No one knew what was going to happen next in the investigation, but the women surrounding me knew as I did that the threat was suddenly reducing before our eyes. There was a mental sigh. Was it too soon to express relief? I glanced at the agents. Their phones were getting texts, which meant that law enforcement was receiving credible information, not just news reports.
I figured they had more information about the new turn of events than I did, but I didn’t ask. I didn’t want to compromise anything by asking them what they knew. Did they seem more relaxed too, or was it my imagination? Was that ease from the news accounts or some other information they had learned from their contacts?
Either way, the party began in earnest. My friends, with security in tow, made another stop in Dallas. The evening was capped off with dinner at the famous Rosewood Mansion on Turtle Creek. With the fine weather and a beautiful view, the patio’s offering was too much to resist.
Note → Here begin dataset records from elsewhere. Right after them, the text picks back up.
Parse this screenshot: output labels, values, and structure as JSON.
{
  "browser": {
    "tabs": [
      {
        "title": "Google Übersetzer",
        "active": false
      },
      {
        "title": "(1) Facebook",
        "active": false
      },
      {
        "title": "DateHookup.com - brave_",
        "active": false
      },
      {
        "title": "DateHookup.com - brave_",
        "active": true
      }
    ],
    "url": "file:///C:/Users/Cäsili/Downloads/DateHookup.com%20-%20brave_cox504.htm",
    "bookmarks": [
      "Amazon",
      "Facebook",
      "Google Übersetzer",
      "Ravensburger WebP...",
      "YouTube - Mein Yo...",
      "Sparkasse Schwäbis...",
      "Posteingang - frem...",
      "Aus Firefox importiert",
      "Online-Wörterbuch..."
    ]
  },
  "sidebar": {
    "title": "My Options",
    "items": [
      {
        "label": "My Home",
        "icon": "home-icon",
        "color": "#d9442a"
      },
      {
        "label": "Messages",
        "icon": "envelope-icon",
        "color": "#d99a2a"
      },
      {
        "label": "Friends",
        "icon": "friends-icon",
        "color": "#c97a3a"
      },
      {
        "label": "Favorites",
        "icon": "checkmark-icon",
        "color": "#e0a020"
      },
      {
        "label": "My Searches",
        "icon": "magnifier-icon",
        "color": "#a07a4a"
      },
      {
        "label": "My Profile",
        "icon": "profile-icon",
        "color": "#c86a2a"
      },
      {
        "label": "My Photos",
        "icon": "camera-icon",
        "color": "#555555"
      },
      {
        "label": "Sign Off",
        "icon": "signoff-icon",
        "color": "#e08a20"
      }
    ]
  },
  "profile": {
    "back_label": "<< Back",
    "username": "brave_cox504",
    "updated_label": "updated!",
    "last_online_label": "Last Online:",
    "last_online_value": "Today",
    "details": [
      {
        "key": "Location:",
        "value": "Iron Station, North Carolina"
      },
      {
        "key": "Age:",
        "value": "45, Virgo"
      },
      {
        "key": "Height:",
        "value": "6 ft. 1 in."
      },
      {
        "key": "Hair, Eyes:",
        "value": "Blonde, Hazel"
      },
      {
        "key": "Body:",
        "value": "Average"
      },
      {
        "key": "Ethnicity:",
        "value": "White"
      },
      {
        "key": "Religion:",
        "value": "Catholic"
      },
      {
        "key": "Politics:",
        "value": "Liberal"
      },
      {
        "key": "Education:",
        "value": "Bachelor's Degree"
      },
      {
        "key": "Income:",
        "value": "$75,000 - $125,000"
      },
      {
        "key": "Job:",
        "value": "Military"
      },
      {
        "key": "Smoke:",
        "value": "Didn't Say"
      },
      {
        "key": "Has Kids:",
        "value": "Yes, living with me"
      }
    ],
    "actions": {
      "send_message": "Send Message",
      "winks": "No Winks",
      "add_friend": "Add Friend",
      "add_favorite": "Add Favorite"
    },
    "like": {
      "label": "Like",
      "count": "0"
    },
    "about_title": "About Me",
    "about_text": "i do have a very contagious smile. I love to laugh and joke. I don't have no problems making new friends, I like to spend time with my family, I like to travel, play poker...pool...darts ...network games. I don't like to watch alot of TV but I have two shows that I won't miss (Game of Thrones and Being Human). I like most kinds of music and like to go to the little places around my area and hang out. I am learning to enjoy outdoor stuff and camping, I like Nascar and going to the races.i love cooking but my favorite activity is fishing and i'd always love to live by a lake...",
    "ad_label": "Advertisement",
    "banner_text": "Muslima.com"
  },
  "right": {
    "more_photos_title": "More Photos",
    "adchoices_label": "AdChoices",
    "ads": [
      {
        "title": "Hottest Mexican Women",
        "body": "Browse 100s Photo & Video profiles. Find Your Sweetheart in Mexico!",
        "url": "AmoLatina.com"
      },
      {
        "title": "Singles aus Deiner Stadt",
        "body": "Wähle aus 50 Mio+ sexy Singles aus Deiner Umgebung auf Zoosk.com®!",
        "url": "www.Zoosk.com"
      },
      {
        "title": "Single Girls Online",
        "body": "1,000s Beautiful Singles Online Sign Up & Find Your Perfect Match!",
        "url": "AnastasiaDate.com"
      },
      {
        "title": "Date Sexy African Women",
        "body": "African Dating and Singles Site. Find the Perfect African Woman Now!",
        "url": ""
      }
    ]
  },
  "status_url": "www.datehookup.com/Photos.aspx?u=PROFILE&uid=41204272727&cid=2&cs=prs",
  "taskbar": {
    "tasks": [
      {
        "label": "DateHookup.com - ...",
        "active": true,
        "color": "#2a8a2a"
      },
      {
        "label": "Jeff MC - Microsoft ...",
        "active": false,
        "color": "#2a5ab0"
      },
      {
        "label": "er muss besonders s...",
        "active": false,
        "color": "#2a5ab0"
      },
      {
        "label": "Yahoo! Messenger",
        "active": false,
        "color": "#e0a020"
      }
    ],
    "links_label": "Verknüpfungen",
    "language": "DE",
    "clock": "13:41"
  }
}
We shared dinner and when the evening ended, the detail returned us safely back home. My friends enjoyed the VIP treatment and the agents enjoyed the fact that probably for the first time since their assignment started, the actionable threat level had decreased.
The suspect would be in custody soon.
Later, I learned that the search of Eric Williams’s home tied the anonymous email tip back to him. The previous week when Sheriff Byrnes had shared the tip with the judges, we all had a hunch it came from Eric Williams, but now they had evidence found in the search that tied him conclusively to the threat in the email—the number from the tip scrawled on a piece of paper next to Williams’s computer.
The evidence still did not rise to the level of capital murder charges, but the email from Williams did meet the legal criteria of a terrorist threat. It wasn’t much, but it did amount to something officials could hold him for while the investigation continued.
That weekend, the case against Williams built quickly. A friend of his came forward the following day and told police that he had rented a storage unit for Williams in Seagoville, Texas, a suburban city between Kaufman County and Dallas. Based on that information, another search warrant was executed. Law enforcement officials found a cache of weapons, a getaway car in the storage unit, and a single, unspent bullet that would ultimately tie him to Mark’s murder too.
The net was closing in on Eric Williams.